Massachusetts Man Arraigned in Newburyport on Charges of Possession of Child Pornography, Unlawfully Videotaping People in the Nude
David Anderson of Salisbury, Massachusetts has been charged with Possession of Child Pornography and Unlawfully Videotaping Persons in the nude. According to a report in the Lawrence Eagle Tribune, Anderson's former wife found nude video pictures of unsuspecting young female relatives. The girls were between the ages of ten and thirteen. She contacted police in Newtown, Connecticut, a town where Anderson also resides. The police in Connecticut contacted the Salisbury, Massachusetts police who in turn applied for and obtained a Search Warrant. According to authorities, computer hard drives were seized and analyzed. On them are thousands of images of young women. The women came into contact with Anderson through internet advertisements offering money in exchange for internal examinations. The examinations consisted of digital intrusions that were photographed. Anderson's activities might have occurred over the course of several years. The case in now pending in the Newburyport District Court but will likely be prosecuted in the Essex County Superior Court in Salem. Anderson has a pending Child Pornography case pending in another state.
Child Pornography Possession Attorney in Massachusetts
So how would a Massachusetts Criminal Lawyer defend a case like this one? The answer is pretty simple. Get the search declared unconstitutional and it is unlikely that the prosecution will be able to go forward with its case. How likely is that? Well, that all depends on how well the affidavit in support of the Search Warrant was written. In cases like this one the credibility of the person providing law enforcement the initial incriminating evidence is at issue. In this case that person is Anderson's former wife. Since she is not identified as a "confidential informant" the standard for determining her credibility is somewhat relaxed. She receives an enhanced status when her credibility is being evaluated. One Massachusetts case stated that someone who witnesses a crime should be deemed reliable without needing to show prior reliability. In this case there should be a caveat to that. One can reasonably conclude that a former spouse's credibility might be in doubt where the relationship is shown to be hostile. Thus, there would need to be independent corroboration to the allegations made by Anderson's wife in this case.

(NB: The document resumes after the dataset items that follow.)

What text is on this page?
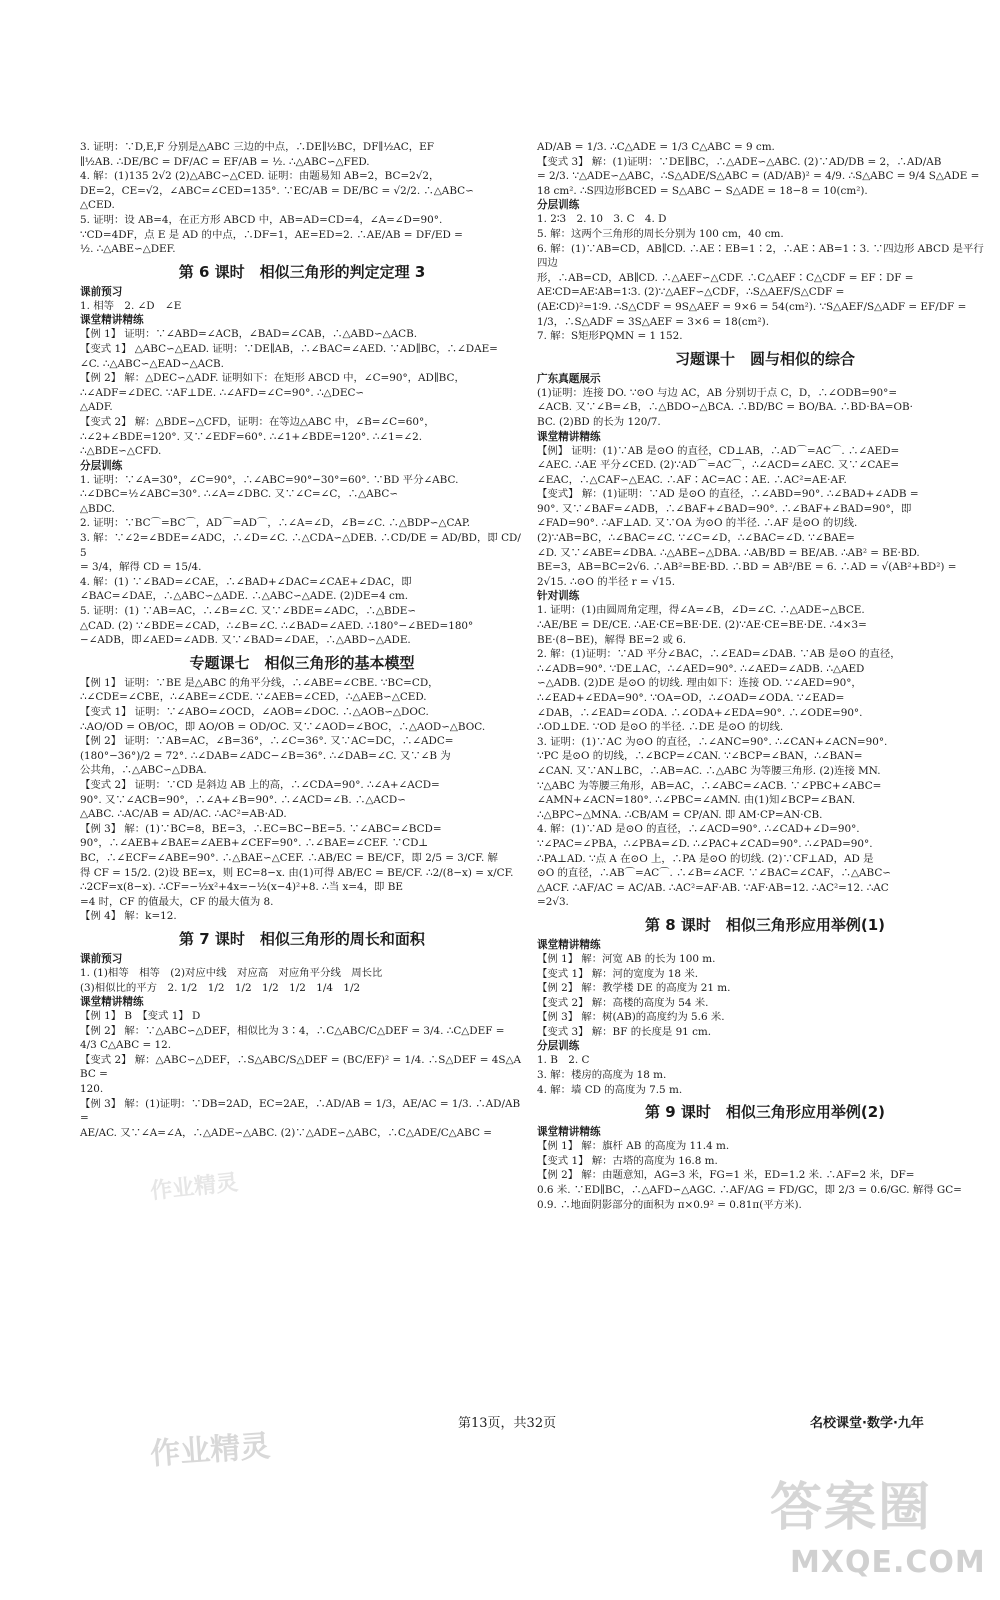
3. 证明：∵D,E,F 分别是△ABC 三边的中点，∴DE∥½BC，DF∥½AC，EF

∥½AB. ∴DE/BC = DF/AC = EF/AB = ½. ∴△ABC∽△FED.

4. 解：(1)135 2√2 (2)△ABC∽△CED. 证明：由题易知 AB=2，BC=2√2，

DE=2，CE=√2，∠ABC=∠CED=135°. ∵EC/AB = DE/BC = √2/2. ∴△ABC∽

△CED.

5. 证明：设 AB=4，在正方形 ABCD 中，AB=AD=CD=4，∠A=∠D=90°.

∵CD=4DF，点 E 是 AD 的中点，∴DF=1，AE=ED=2. ∴AE/AB = DF/ED =

½. ∴△ABE∽△DEF.

第 6 课时　相似三角形的判定定理 3

课前预习

1. 相等　2. ∠D　∠E

课堂精讲精练

【例 1】 证明：∵∠ABD=∠ACB，∠BAD=∠CAB，∴△ABD∽△ACB.

【变式 1】 △ABC∽△EAD. 证明：∵DE∥AB，∴∠BAC=∠AED. ∵AD∥BC，∴∠DAE=

∠C. ∴△ABC∽△EAD∽△ACB.

【例 2】 解：△DEC∽△ADF. 证明如下：在矩形 ABCD 中，∠C=90°，AD∥BC，

∴∠ADF=∠DEC. ∵AF⊥DE. ∴∠AFD=∠C=90°. ∴△DEC∽

△ADF.

【变式 2】 解：△BDE∽△CFD，证明：在等边△ABC 中，∠B=∠C=60°，

∴∠2+∠BDE=120°. 又∵∠EDF=60°. ∴∠1+∠BDE=120°. ∴∠1=∠2.

∴△BDE∽△CFD.

分层训练

1. 证明：∵∠A=30°，∠C=90°，∴∠ABC=90°−30°=60°. ∵BD 平分∠ABC.

∴∠DBC=½∠ABC=30°. ∴∠A=∠DBC. 又∵∠C=∠C，∴△ABC∽

△BDC.

2. 证明：∵BC⌒=BC⌒，AD⌒=AD⌒，∴∠A=∠D，∠B=∠C. ∴△BDP∽△CAP.

3. 解：∵∠2=∠BDE=∠ADC，∴∠D=∠C. ∴△CDA∽△DEB. ∴CD/DE = AD/BD，即 CD/5

= 3/4，解得 CD = 15/4.

4. 解：(1) ∵∠BAD=∠CAE，∴∠BAD+∠DAC=∠CAE+∠DAC，即

∠BAC=∠DAE，∴△ABC∽△ADE. ∴△ABC∽△ADE. (2)DE=4 cm.

5. 证明：(1) ∵AB=AC，∴∠B=∠C. 又∵∠BDE=∠ADC，∴△BDE∽

△CAD. (2) ∵∠BDE=∠CAD，∴∠B=∠C. ∴∠BAD=∠AED. ∴180°−∠BED=180°

−∠ADB，即∠AED=∠ADB. 又∵∠BAD=∠DAE，∴△ABD∽△ADE.

专题课七　相似三角形的基本模型

【例 1】 证明：∵BE 是△ABC 的角平分线，∴∠ABE=∠CBE. ∵BC=CD，

∴∠CDE=∠CBE，∴∠ABE=∠CDE. ∵∠AEB=∠CED，∴△AEB∽△CED.

【变式 1】 证明：∵∠ABO=∠OCD，∠AOB=∠DOC. ∴△AOB∽△DOC.

∴AO/OD = OB/OC，即 AO/OB = OD/OC. 又∵∠AOD=∠BOC，∴△AOD∽△BOC.

【例 2】 证明：∵AB=AC，∠B=36°，∴∠C=36°. 又∵AC=DC，∴∠ADC=

(180°−36°)/2 = 72°. ∴∠DAB=∠ADC−∠B=36°. ∴∠DAB=∠C. 又∵∠B 为

公共角，∴△ABC∽△DBA.

【变式 2】 证明：∵CD 是斜边 AB 上的高，∴∠CDA=90°. ∴∠A+∠ACD=

90°. 又∵∠ACB=90°，∴∠A+∠B=90°. ∴∠ACD=∠B. ∴△ACD∽

△ABC. ∴AC/AB = AD/AC. ∴AC²=AB·AD.

【例 3】 解：(1)∵BC=8，BE=3，∴EC=BC−BE=5. ∵∠ABC=∠BCD=

90°，∴∠AEB+∠BAE=∠AEB+∠CEF=90°. ∴∠BAE=∠CEF. ∵CD⊥

BC，∴∠ECF=∠ABE=90°. ∴△BAE∽△CEF. ∴AB/EC = BE/CF，即 2/5 = 3/CF. 解

得 CF = 15/2. (2)设 BE=x，则 EC=8−x. 由(1)可得 AB/EC = BE/CF. ∴2/(8−x) = x/CF.

∴2CF=x(8−x). ∴CF=−½x²+4x=−½(x−4)²+8. ∴当 x=4，即 BE

=4 时，CF 的值最大，CF 的最大值为 8.

【例 4】 解：k=12.

第 7 课时　相似三角形的周长和面积

课前预习

1. (1)相等　相等　(2)对应中线　对应高　对应角平分线　周长比

(3)相似比的平方　2. 1/2　1/2　1/2　1/2　1/2　1/4　1/2

课堂精讲精练

【例 1】 B　【变式 1】 D

【例 2】 解：∵△ABC∽△DEF，相似比为 3∶4，∴C△ABC/C△DEF = 3/4. ∴C△DEF =

4/3 C△ABC = 12.

【变式 2】 解：△ABC∽△DEF，∴S△ABC/S△DEF = (BC/EF)² = 1/4. ∴S△DEF = 4S△ABC =

120.

【例 3】 解：(1)证明：∵DB=2AD，EC=2AE，∴AD/AB = 1/3，AE/AC = 1/3. ∴AD/AB =

AE/AC. 又∵∠A=∠A，∴△ADE∽△ABC. (2)∵△ADE∽△ABC，∴C△ADE/C△ABC =

AD/AB = 1/3. ∴C△ADE = 1/3 C△ABC = 9 cm.

【变式 3】 解：(1)证明：∵DE∥BC，∴△ADE∽△ABC. (2)∵AD/DB = 2，∴AD/AB

= 2/3. ∵△ADE∽△ABC，∴S△ADE/S△ABC = (AD/AB)² = 4/9. ∴S△ABC = 9/4 S△ADE =

18 cm². ∴S四边形BCED = S△ABC − S△ADE = 18−8 = 10(cm²).

分层训练

1. 2∶3　2. 10　3. C　4. D

5. 解：这两个三角形的周长分别为 100 cm，40 cm.

6. 解：(1)∵AB=CD，AB∥CD. ∴AE∶EB=1∶2，∴AE∶AB=1∶3. ∵四边形 ABCD 是平行四边

形，∴AB=CD，AB∥CD. ∴△AEF∽△CDF. ∴C△AEF∶C△CDF = EF∶DF =

AE∶CD=AE∶AB=1∶3. (2)∵△AEF∽△CDF，∴S△AEF/S△CDF =

(AE∶CD)²=1∶9. ∴S△CDF = 9S△AEF = 9×6 = 54(cm²). ∵S△AEF/S△ADF = EF/DF =

1/3，∴S△ADF = 3S△AEF = 3×6 = 18(cm²).

7. 解：S矩形PQMN = 1 152.

习题课十　圆与相似的综合

广东真题展示

(1)证明：连接 DO. ∵⊙O 与边 AC，AB 分别切于点 C，D，∴∠ODB=90°=

∠ACB. 又∵∠B=∠B，∴△BDO∽△BCA. ∴BD/BC = BO/BA. ∴BD·BA=OB·

BC. (2)BD 的长为 120/7.

课堂精讲精练

【例】 证明：(1)∵AB 是⊙O 的直径，CD⊥AB，∴AD⌒=AC⌒. ∴∠AED=

∠AEC. ∴AE 平分∠CED. (2)∵AD⌒=AC⌒，∴∠ACD=∠AEC. 又∵∠CAE=

∠EAC，∴△CAF∽△EAC. ∴AF∶AC=AC∶AE. ∴AC²=AE·AF.

【变式】 解：(1)证明：∵AD 是⊙O 的直径，∴∠ABD=90°. ∴∠BAD+∠ADB =

90°. 又∵∠BAF=∠ADB，∴∠BAF+∠BAD=90°. ∴∠BAF+∠BAD=90°，即

∠FAD=90°. ∴AF⊥AD. 又∵OA 为⊙O 的半径. ∴AF 是⊙O 的切线.

(2)∵AB=BC，∴∠BAC=∠C. ∵∠C=∠D，∴∠BAC=∠D. ∵∠BAE=

∠D. 又∵∠ABE=∠DBA. ∴△ABE∽△DBA. ∴AB/BD = BE/AB. ∴AB² = BE·BD.

BE=3，AB=BC=2√6. ∴AB²=BE·BD. ∴BD = AB²/BE = 6. ∴AD = √(AB²+BD²) =

2√15. ∴⊙O 的半径 r = √15.

针对训练

1. 证明：(1)由圆周角定理，得∠A=∠B，∠D=∠C. ∴△ADE∽△BCE.

∴AE/BE = DE/CE. ∴AE·CE=BE·DE. (2)∵AE·CE=BE·DE. ∴4×3=

BE·(8−BE)，解得 BE=2 或 6.

2. 解：(1)证明：∵AD 平分∠BAC，∴∠EAD=∠DAB. ∵AB 是⊙O 的直径，

∴∠ADB=90°. ∵DE⊥AC，∴∠AED=90°. ∴∠AED=∠ADB. ∴△AED

∽△ADB. (2)DE 是⊙O 的切线. 理由如下：连接 OD. ∵∠AED=90°，

∴∠EAD+∠EDA=90°. ∵OA=OD，∴∠OAD=∠ODA. ∵∠EAD=

∠DAB，∴∠EAD=∠ODA. ∴∠ODA+∠EDA=90°. ∴∠ODE=90°.

∴OD⊥DE. ∵OD 是⊙O 的半径. ∴DE 是⊙O 的切线.

3. 证明：(1)∵AC 为⊙O 的直径，∴∠ANC=90°. ∴∠CAN+∠ACN=90°.

∵PC 是⊙O 的切线，∴∠BCP=∠CAN. ∵∠BCP=∠BAN，∴∠BAN=

∠CAN. 又∵AN⊥BC，∴AB=AC. ∴△ABC 为等腰三角形. (2)连接 MN.

∵△ABC 为等腰三角形，AB=AC，∴∠ABC=∠ACB. ∵∠PBC+∠ABC=

∠AMN+∠ACN=180°. ∴∠PBC=∠AMN. 由(1)知∠BCP=∠BAN.

∴△BPC∽△MNA. ∴CB/AM = CP/AN. 即 AM·CP=AN·CB.

4. 解：(1)∵AD 是⊙O 的直径，∴∠ACD=90°. ∴∠CAD+∠D=90°.

∵∠PAC=∠PBA，∴∠PBA=∠D. ∴∠PAC+∠CAD=90°. ∴∠PAD=90°.

∴PA⊥AD. ∵点 A 在⊙O 上，∴PA 是⊙O 的切线. (2)∵CF⊥AD，AD 是

⊙O 的直径，∴AB⌒=AC⌒. ∴∠B=∠ACF. ∵∠BAC=∠CAF，∴△ABC∽

△ACF. ∴AF/AC = AC/AB. ∴AC²=AF·AB. ∵AF·AB=12. ∴AC²=12. ∴AC

=2√3.

第 8 课时　相似三角形应用举例(1)

课堂精讲精练

【例 1】 解：河宽 AB 的长为 100 m.

【变式 1】 解：河的宽度为 18 米.

【例 2】 解：教学楼 DE 的高度为 21 m.

【变式 2】 解：高楼的高度为 54 米.

【例 3】 解：树(AB)的高度约为 5.6 米.

【变式 3】 解：BF 的长度是 91 cm.

分层训练

1. B　2. C

3. 解：楼房的高度为 18 m.

4. 解：墙 CD 的高度为 7.5 m.

第 9 课时　相似三角形应用举例(2)

课堂精讲精练

【例 1】 解：旗杆 AB 的高度为 11.4 m.

【变式 1】 解：古塔的高度为 16.8 m.

【例 2】 解：由题意知，AG=3 米，FG=1 米，ED=1.2 米. ∴AF=2 米，DF=

0.6 米. ∵ED∥BC，∴△AFD∽△AGC. ∴AF/AG = FD/GC，即 2/3 = 0.6/GC. 解得 GC=

0.9. ∴地面阴影部分的面积为 π×0.9² = 0.81π(平方米).

第13页，共32页	名校课堂·数学·九年
作业精灵
作业精灵
答案圈
MXQE.COM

This article suggests that Anderson might have additional problems developing in the near future. The police are trying to identify the women whose images were taken during the "examinations". As they come forward I would expect the charges to mount along with the strength of the district attorney's case. Defending this case is not going to be an easy task and the consequences of a conviction will likely implicate a jail sentence.